If you want to drink less in 2016, new research says this is the right approach

Reuters/Michael Dalder
Don't be tempted.
  • Corinne Purtill
By Corinne Purtill

Reporter

Published This article is more than 2 years old.

There was the eggnog on Christmas, the champagne on New Year’s Eve, the wine that flowed so festively all season long. If cutting back on booze is one of your health goals for the new year, researchers in the UK have a suggestion: Try going sober for a month first.

Researchers have found that people who successfully went a month without alcohol in January drank less six months later than they did before the challenge, and found it easier to say no when offered a drink.

It’s the first scientific survey of the effectiveness of Dry January, a campaign started in 2013 by the UK non-profit group Alcohol Concern to rebalance drinking habits in a country with an enthusiastic relationship to booze.

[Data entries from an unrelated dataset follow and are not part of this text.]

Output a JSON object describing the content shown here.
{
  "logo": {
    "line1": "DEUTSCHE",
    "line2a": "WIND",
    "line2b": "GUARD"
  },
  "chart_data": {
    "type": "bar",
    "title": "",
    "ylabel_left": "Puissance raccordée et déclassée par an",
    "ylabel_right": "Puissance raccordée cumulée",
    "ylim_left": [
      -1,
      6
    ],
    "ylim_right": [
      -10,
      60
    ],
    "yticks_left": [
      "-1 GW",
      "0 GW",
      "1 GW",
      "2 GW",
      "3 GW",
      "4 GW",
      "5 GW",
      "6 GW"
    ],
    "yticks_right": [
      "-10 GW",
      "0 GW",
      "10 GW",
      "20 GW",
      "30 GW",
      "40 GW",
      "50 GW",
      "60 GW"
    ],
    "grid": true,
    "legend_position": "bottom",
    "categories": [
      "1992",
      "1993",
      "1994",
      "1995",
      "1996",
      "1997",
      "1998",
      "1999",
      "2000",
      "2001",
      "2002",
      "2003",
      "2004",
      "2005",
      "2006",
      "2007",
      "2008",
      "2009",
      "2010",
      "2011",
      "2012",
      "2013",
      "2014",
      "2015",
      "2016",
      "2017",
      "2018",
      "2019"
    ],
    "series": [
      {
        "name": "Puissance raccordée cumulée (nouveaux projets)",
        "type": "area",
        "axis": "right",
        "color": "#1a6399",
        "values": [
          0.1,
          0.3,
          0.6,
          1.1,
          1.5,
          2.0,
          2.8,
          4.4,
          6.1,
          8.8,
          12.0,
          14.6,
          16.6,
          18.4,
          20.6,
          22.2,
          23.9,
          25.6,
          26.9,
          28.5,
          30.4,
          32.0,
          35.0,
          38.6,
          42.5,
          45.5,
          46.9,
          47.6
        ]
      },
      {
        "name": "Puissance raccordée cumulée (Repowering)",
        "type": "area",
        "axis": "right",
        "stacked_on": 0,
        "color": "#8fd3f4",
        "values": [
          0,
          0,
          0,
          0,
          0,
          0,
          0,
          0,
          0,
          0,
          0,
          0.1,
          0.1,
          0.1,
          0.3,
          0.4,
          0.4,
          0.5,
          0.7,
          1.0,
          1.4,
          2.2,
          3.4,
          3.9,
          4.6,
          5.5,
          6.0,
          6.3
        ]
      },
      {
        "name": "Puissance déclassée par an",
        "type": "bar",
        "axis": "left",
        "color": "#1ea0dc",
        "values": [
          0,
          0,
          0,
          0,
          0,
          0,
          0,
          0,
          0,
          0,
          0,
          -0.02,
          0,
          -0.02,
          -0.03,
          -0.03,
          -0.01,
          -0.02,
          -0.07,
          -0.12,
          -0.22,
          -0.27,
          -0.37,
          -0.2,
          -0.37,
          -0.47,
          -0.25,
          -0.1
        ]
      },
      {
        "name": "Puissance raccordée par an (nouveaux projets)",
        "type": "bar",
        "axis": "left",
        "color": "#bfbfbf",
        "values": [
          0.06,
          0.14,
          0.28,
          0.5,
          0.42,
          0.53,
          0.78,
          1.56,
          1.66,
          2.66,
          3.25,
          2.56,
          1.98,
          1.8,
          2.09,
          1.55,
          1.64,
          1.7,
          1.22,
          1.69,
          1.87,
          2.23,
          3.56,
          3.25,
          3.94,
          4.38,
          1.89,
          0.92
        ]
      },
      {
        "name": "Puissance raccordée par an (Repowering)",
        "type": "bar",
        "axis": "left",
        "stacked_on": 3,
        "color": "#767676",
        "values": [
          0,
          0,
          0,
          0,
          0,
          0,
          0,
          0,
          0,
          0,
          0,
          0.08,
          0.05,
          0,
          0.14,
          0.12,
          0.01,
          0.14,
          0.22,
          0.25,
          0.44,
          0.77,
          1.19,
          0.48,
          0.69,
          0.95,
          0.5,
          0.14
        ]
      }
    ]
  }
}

The results appear to put to rest one concern about promoting a sober month: Alcohol-addicted lab rats deprived of booze just binge more once it’s reintroduced. Would humans behave the same way?

“There’s this background idea, coming from research with mice and rats, [that] if you get them hooked on alcohol and take it away, they drink more when they get it back,” Richard De Vesser, a professor in psychology at the University of Sussex and the study’s lead author, told Quartz.

Fortunately for humans, he explained, “the way people drink is not the same way rats brought up in a lab drink.”

Researchers surveyed 857 people who participated in Dry January and completed surveys on their drinking habits one and six months after the end of the sober period.

According to the self-reported results only one in 10 respondents reported drinking more after a stretch of sobriety. Two-thirds of those surveyed were able to abstain for the whole month (they tended to be more moderate drinkers to begin with than their less successful counterparts).

Temporary teetotalling appeared to offer two key benefits: the immediate reward of better sleep, energy, and other noticeable health impacts, and greater confidence in the ability to refuse an offered drink.

People who want to reduce their alcohol consumption may find the strategies of successful Dry January participants helpful:

  • Respondents said they met friends at cafes or restaurants instead of bars.
  • They made small changes to their surroundings to make them think less about drinking, like not setting wineglasses automatically at the table, for example.
  • And just having the excuse of Dry January gave them a polite but firm way to turn down drinks that were offered to them.